Rick Shane: Got it. I appreciate the color. Thanks, guys.
Matt Salem: Thank you.
Operator: And the next question is from Kaili Wang from Citi. Please go ahead.
Kaili Wang: Thank you. Maybe you could talk about as you look at the new deal opportunities coming to the market today, how are the spreads trending and what are you seeing from the competitive front in general?
Matt Salem: Yes, thank you for the question. It’s Matt again. I’ll take that. Again, I’ll speak a little bit to our broader. The broader real estate credit platform here at KKR where we’re actively lending in the market on a daily basis. I would say we, again, we have a pretty big return in transaction volumes, both acquisition and refinance needs. Our pipeline right now across all of our different pockets of capital is up over 50% from last year. Still down from, call it the peak 21 type of levels, but has picked up a lot over the course of the last, call it couple months, as you saw the Fed pivot. And where we’re seeing the most competition, I would say, is on real stabilized assets and the insurance capital and the agencies, Freddie Mac, and Fannie Mae.
I think that’s really where you’ve seen the most aggressive from a spread perspective, from a spread of yield. As you look at what’s going on with investment-grade corporates, you look at what’s going on with CMBS, there’s spread tightening happening across most of fixed income. And that’s happening in the loan market as well. So, if, like, stabilized lending, what used to be low 200s type of spread is now gravitating into the 100s. We’ve seen insurance companies go as tight as 150 base points over at this point. So, it is — there’s clearly a lot of demand for lending in today’s market. I think the big question, as we all know, is the banking market. They are roughly 40% of the overall commercial real estate lending market. We’ve seen a little bit more bank activity, but it’s still largely on the sidelines.

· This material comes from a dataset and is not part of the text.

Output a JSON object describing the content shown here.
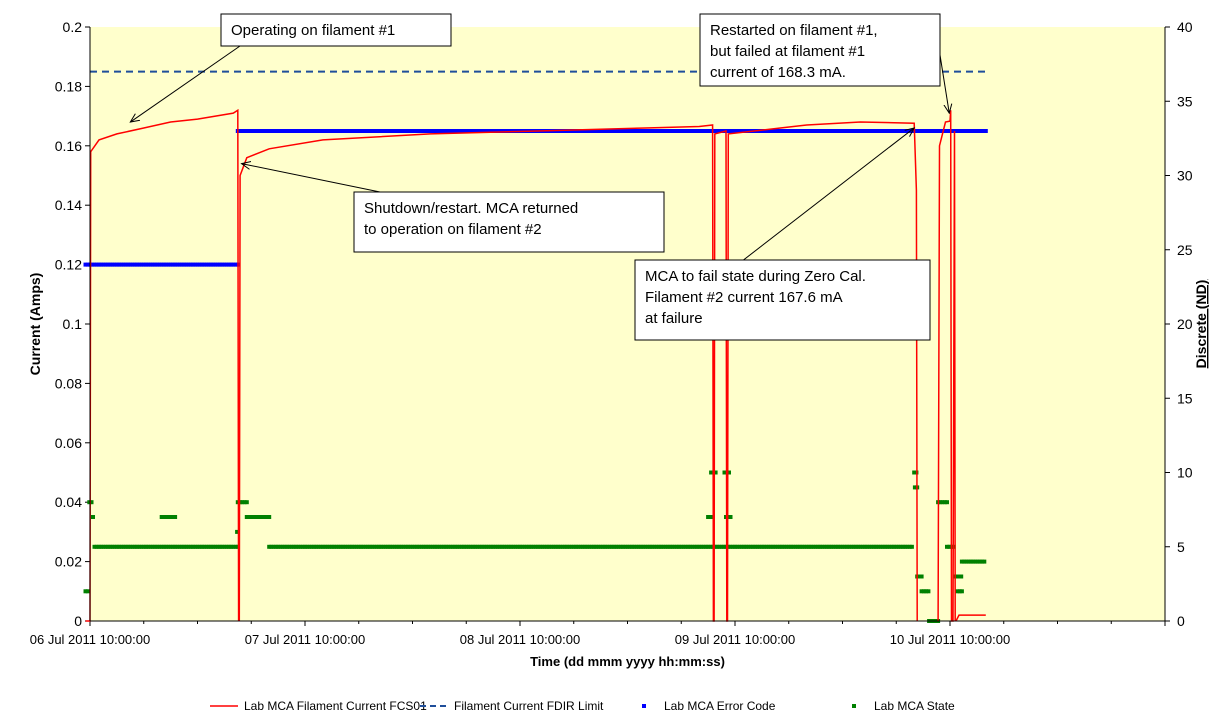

And as we start to pick up volumes this year, that’s the big question is, will there be a gap in the need for financing? Of course, there’ll be some alternative lenders like ourselves that can step in and fill that gap. But I think that will — this year we’ll figure out a little bit of how much the banking system is really going to come back online. One good news for KREF, I’d say, is that what we are seeing from especially the larger banks is a willingness to lend on loan-on-loan facilities, warehouse facilities, much more. There’s been a little bit of a shift away from direct lending, mortgage origination, into more facility type of lending. It’s better capital. It’s safer. And so, that will be in my mind one of the big changes as we come out of this market environment is as the banks reduce their footprint in the direct mortgage origination business they’ll likely increase their footprint in the loan on loan and warehouse side of things.
Kaili Wang: Great. Thanks for the comment.
Matt Salem: Thank you.
Operator: And ladies and gentlemen, this concludes our question and answer session. I would like to turn the conference back over to Jack Switala for any closing remarks.
Jack Switala: Well, great. Thanks, Operator, and thanks, everyone, for joining today. You can reach out to me or the team here if you have any questions. Thanks and take care.
Operator: The conference has now concluded. Thank you for attending today’s presentation. You may now disconnect.